There should be ground straps from the rear of the passenger side head to the firewall, from the inner fender to the frame (sorry for I forget which side right now). There are several ground straps (they look like 1/4" wide metal bands) on the back side of the instrument panel. The panel itself grounds through the large bolts at the front lower corners near the doors (so if you've painted heavily at these points it can cause problems). If you're missing the ground strap from the cylinder head, the engine will ground through the shifter cable on automatic cars, which will cook the cable and cause it to sieze up in the jacket in pretty short order.
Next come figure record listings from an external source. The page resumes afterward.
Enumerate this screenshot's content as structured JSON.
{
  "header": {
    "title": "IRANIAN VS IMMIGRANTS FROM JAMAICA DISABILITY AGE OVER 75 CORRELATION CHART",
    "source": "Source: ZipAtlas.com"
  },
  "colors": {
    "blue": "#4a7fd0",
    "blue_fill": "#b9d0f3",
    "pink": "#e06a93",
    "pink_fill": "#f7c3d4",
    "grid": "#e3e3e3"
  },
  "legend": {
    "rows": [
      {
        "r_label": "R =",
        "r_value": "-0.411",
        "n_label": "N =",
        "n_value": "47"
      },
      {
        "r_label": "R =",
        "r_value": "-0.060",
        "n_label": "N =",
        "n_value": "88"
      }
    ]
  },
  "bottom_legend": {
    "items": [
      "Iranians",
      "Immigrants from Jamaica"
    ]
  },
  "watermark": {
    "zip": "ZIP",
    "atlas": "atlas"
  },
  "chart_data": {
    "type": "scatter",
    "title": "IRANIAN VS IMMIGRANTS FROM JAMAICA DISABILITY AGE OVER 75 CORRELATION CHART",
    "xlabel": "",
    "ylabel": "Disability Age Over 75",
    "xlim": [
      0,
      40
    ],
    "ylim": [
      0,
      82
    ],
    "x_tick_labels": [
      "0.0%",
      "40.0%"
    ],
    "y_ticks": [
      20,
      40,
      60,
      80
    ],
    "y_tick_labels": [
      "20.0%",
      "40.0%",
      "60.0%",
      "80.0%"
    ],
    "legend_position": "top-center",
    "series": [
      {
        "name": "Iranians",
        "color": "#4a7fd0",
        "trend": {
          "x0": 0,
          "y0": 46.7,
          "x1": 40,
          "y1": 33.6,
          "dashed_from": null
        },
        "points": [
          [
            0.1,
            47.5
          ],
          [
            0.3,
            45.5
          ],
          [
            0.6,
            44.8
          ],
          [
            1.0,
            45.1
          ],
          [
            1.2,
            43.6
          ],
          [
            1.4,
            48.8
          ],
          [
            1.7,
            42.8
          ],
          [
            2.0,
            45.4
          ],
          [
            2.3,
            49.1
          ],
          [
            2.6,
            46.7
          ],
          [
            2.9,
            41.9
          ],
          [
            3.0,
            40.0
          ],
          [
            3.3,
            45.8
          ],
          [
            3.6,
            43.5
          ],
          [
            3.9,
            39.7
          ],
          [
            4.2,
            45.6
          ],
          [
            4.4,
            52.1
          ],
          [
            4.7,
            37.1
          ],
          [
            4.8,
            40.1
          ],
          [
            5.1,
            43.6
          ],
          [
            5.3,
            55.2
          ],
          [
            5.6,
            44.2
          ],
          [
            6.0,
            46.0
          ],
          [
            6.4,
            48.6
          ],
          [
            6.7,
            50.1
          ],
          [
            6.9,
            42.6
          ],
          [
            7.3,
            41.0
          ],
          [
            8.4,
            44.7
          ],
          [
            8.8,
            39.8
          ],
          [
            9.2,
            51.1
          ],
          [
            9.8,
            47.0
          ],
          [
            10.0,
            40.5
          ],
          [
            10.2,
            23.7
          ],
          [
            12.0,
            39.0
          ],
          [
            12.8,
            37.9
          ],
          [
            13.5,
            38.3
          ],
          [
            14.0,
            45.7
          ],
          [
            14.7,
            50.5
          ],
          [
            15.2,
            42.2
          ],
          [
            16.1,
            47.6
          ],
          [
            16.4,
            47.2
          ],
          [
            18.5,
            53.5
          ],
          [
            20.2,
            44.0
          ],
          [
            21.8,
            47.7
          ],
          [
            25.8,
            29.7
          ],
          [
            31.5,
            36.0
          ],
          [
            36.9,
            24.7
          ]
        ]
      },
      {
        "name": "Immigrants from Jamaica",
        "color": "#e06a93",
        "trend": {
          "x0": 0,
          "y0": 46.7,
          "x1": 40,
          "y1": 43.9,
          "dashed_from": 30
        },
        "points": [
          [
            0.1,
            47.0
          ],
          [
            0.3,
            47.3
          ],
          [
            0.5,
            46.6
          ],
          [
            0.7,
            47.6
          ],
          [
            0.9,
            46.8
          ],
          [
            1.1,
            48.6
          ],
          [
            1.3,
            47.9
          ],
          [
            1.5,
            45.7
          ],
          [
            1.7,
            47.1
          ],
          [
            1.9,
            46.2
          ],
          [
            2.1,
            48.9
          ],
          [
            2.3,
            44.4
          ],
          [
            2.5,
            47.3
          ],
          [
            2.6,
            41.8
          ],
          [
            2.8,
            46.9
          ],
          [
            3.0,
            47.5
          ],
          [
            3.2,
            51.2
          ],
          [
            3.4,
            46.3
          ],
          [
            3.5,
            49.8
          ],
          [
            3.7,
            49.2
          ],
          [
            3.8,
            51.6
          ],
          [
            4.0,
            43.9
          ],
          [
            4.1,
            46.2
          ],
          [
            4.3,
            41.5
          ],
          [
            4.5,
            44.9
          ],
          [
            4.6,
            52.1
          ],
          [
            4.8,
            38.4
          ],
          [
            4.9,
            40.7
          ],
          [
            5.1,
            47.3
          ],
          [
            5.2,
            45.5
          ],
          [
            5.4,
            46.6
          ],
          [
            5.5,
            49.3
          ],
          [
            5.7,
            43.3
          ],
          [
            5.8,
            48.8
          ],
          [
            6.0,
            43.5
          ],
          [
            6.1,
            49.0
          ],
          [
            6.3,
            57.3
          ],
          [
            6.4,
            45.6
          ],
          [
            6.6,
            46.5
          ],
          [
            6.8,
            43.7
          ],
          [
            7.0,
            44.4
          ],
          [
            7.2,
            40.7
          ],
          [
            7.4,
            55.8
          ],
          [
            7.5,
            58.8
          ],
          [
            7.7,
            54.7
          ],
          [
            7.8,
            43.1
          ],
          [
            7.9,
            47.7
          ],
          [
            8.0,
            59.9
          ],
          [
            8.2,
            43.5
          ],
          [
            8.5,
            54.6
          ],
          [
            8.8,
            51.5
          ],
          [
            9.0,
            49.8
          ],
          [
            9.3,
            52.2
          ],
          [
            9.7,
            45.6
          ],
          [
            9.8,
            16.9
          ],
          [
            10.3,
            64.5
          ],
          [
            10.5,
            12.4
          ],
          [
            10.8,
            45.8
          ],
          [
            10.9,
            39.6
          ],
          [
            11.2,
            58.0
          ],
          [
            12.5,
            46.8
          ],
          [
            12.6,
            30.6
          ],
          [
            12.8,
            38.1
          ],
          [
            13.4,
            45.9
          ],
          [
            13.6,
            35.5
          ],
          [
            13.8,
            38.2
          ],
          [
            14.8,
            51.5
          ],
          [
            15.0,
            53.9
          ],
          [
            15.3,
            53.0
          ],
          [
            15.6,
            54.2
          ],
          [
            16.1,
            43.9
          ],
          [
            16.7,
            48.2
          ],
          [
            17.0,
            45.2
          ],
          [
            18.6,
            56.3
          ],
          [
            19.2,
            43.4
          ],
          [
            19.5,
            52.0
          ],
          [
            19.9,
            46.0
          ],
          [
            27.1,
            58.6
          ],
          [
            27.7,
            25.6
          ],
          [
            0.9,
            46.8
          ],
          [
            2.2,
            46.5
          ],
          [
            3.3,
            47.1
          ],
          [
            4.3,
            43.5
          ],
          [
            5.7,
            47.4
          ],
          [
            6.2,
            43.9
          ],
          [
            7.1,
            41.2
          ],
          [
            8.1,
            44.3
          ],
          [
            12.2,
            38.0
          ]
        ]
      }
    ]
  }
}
There are also ground strip connectors in the rear taillight housings.

Bear


----------



## ALKYGTO (Mar 29, 2010)

Both these fine gentlemen are absolutely correct. I've had to install multiple extra grounds on my car from nose to tail literally to correct dim and/inoperable lights and gauges. 

I've worked on a lot of 60's and early 70's cars and the wiring in them is getting old and brittle. The big luxury cars and the ones with lots of options are the worst. A new harness would be nice and eventually should be on my list to rewire the entire car. Especially the tail lights and front harness. Thank goodness for places like M&H Electric and others.

Imagine how the restorers and hot rodders of the future will deal with all the wiring and computers on todays cars 40 or 50 years from now :banghead:.....If they don't outright ban cars :reddevil:


----------



## MAP53 (Nov 10, 2013)

Thank you for the information. I was thinking about adding additional grounds and cleaning the connection points of the existing grounds. Everything on the car works with exception of the jumping gauges. I am suspecting that my main problem is with the panel grounds. I will have to get back there and see what is going on.

Thanks again


----------